But who are these asylum laws going to benefit? Are they going to help the women in the village I am from, who can barely read and write English to get asylum in America? Are they going to help the women in Africa who have no money, property or clothing to their name get to America? Are they going to help women who are in China, Thailand, Eastern Europe or from anywhere in the world?
Anyone who has worked with domestic violence victims or with asylum proceedings in general should understand the crippling paralyzation that can come when you don’t have access.
According to a New York Times article, “A petitioner would have to demonstrate to a judge that domestic violence was widely tolerated by society and government in her country, that women were viewed as subordinate to men and that she had no place within its borders to find a safe haven.”
If we want to make progressive policy that combats violence against women then we need to start with tougher standards against domestic violence in our own country to set an example and model for the rest of the world. How do we offer the hand of asylum to battered women overseas while we only slap the wrist of the batterer in America?
The reality is that most women in America who are being abused never seek help. They are living in every neighborhood in every city of America.
The poster case that is being sited for the passage of this bill is a Mexican woman who said she would likely be murdered by her common law husband in Mexico if she were sent back to her homeland.
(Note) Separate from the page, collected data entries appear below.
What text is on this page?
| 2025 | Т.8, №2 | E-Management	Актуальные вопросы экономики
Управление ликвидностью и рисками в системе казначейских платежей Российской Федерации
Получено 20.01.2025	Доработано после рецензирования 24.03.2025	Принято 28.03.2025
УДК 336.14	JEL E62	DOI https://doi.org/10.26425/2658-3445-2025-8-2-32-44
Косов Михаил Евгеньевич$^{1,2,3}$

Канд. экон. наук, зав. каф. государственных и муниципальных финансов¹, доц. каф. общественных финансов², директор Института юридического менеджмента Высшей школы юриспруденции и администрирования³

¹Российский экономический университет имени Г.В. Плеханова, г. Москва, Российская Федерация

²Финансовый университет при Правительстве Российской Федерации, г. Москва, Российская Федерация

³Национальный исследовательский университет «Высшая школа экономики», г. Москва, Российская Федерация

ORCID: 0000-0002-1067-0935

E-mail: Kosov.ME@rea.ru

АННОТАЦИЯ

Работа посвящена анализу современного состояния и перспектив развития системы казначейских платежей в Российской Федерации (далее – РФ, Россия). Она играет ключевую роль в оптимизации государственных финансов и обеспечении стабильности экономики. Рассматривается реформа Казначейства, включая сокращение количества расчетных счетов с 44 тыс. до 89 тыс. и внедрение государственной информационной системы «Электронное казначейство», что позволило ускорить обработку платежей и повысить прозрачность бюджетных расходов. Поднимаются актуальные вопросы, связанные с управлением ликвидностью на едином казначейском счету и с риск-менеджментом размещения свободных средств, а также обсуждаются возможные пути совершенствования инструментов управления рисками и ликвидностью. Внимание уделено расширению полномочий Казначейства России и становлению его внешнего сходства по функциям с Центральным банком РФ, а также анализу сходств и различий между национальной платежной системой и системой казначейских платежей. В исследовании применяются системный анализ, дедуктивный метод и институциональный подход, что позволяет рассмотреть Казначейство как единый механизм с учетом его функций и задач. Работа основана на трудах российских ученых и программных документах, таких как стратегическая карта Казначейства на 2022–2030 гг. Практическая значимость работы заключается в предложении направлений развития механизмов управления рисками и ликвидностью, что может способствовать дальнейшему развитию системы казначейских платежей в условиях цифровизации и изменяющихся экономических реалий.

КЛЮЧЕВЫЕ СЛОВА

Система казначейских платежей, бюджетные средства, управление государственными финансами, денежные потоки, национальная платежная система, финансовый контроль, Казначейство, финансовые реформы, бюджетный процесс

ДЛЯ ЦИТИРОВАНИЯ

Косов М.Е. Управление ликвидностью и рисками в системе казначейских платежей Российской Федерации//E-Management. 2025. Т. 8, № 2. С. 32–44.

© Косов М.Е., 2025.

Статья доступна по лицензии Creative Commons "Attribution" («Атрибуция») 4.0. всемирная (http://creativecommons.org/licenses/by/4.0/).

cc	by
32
In court documents, the woman claimed she had been repeatedly raped at gunpoint by her husband, and threatened to be burnt alive when he found out that she was pregnant.
Just today I read in the paper the story of a man from Utah who repeatedly stabbed his wife his wife to death.
The reality is that most immigrant women who are already in America and are being abused have no way out.
There will certainly be success stories that are born of this bill. I want to say that it is better than nothing, but as I continue to read the commentary surrounding it, I become disheartened that it is merely another prop to superficially improve the United State’s status in the global community. At best it only seems to be a band-aid solution to the epidemic of violence against women in the world.
Some proponents say it is not so much the bill itself that should be celebrated but an indication that the tides of immigration ideology are turning.
Under American asylum law, individuals seeking refugee status must demonstrate a fear of persecution because of race, religion, nationality, political opinion or “membership in a particular social group.”
I fear the problem with classifying physical and sexual abuse victims as a social class is that it is such a broad term. My fear is not based on the premise that hoards of people will now be coming into the country. As one advocate said: “Anyone who believes such a thing has never filed for asylum,” Instead, I am afraid the courts will set such a high burden of proof for meeting this standard that the asylum protection will be no protection at all.
If the treatment of FGM asylum seekers is any indication, this new bill does not really offer a significant remedy in any sense of the word.
In the US 4.8 million women are physically assaulted and raped by intimate partners. This statistic doesn’t even account for date, family and other violence.
At the end of the day, it’s great that foreign women who are facing physical and sexual persecution abroad can have a chance to seek asylum here. But it leaves the question, where are the millions of American women who suffer physical and sexual persecution supposed to seek asylum?